Sur ce dernier point, force est de constater qu'il peut être une cause majeure de conflit et de guerre, en induisant une lutte pour le contrôle des ressources en eau, en pétrole, en autonomie énergétique. L'argument de la sécurité peut jouer un rôle important pour convaincre nos compatriotes des méfaits directs du dérèglement climatique.

Monsieur Carvalho, je conviens bien volontiers avec vous que l'organisation de la COP21 constitue un vrai défi. Pour les financements, faisons toutefois attention. Je vous ferai passer une note sur ce sujet complexe. D'un côté, le Fonds vert sera abondé entre 2015 et 2018 à hauteur de dix milliards de dollars en fonds publics. De l'autre, les financements pour le climat devront bénéficier, à compter de 2020, de cent milliards de dollars par an provenant de fonds tant privés que publics. Ce sont deux véhicules de financement différents.

Vous avez également soulevé la question du nettoyage des abords de Paris et, en particulier, des routes qui relient la capitale à ses aéroports. Quand je me rends à l'étranger, ce qui m'arrive naturellement souvent, je constate que la voie entre l'aéroport et la capitale du pays visité est en général très propre. Ce n'est pas le cas chez nous ! Je ne saurais même pas qualifier en langage châtié l'état de ces abords.

Comme vous le savez, j'ai repris le tourisme dans mes attributions ministérielles. L'entretien des abords routiers de Paris relève de la responsabilité de l'État. Même si les finances publiques sont dégradées, il faut qu'il soit conduit efficacement, non seulement dans la perspective de la COP21, mais durablement. J'ai soumis au Premier ministre des propositions en ce sens. Je connais son arbitrage interministériel, qu'il rendra public quand il le souhaitera.
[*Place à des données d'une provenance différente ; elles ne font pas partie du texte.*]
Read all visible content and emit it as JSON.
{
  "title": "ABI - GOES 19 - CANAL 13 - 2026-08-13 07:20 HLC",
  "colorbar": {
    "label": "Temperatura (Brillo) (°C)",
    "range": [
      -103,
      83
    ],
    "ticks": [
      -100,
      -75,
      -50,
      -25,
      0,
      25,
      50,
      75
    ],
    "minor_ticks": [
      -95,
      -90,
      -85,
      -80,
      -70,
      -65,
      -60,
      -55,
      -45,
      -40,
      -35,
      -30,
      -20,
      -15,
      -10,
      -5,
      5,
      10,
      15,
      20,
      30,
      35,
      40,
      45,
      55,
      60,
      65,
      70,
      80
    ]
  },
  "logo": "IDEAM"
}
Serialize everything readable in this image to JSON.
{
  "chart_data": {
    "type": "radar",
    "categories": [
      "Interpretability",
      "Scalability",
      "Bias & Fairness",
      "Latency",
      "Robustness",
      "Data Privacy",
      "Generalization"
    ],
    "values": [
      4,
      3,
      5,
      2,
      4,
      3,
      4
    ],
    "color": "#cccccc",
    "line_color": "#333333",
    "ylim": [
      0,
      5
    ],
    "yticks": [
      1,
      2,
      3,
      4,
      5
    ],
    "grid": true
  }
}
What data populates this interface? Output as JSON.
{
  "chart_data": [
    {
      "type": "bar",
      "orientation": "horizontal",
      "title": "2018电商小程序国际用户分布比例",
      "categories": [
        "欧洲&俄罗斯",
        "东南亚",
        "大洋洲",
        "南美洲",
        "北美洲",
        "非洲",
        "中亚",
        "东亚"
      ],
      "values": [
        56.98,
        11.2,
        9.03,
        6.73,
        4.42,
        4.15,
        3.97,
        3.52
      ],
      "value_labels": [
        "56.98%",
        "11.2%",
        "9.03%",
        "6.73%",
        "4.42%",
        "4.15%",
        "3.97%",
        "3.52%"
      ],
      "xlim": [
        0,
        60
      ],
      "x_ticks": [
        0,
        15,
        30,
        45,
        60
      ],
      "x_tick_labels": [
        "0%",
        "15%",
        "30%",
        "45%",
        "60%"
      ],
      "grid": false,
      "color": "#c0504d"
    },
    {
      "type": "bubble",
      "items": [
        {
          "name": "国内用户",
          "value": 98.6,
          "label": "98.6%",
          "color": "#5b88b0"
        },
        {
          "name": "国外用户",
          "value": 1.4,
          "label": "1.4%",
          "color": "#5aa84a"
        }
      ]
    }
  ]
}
En tout état de cause, il faut que ça change.

Monsieur Rochebloine, vous m'avez demandé d'indiquer quels sont les pays réticents à un accord. La question est pertinente, mais je ne saurais naturellement dresser une liste. Objectivement, certains se trouvent dans une situation plus difficile que d'autres. Très peuplés, ils utilisent beaucoup de charbon. Ou bien ils vivent essentiellement sur des énergies fossiles. D'autres encore, notamment les États insulaires, sont d'accord avec la démarche, mais se demandent où trouver les moyens financiers et technologiques. Mon collègue péruvien et moi-même devons donc travailler pour trouver des solutions concrètes à leur proposer.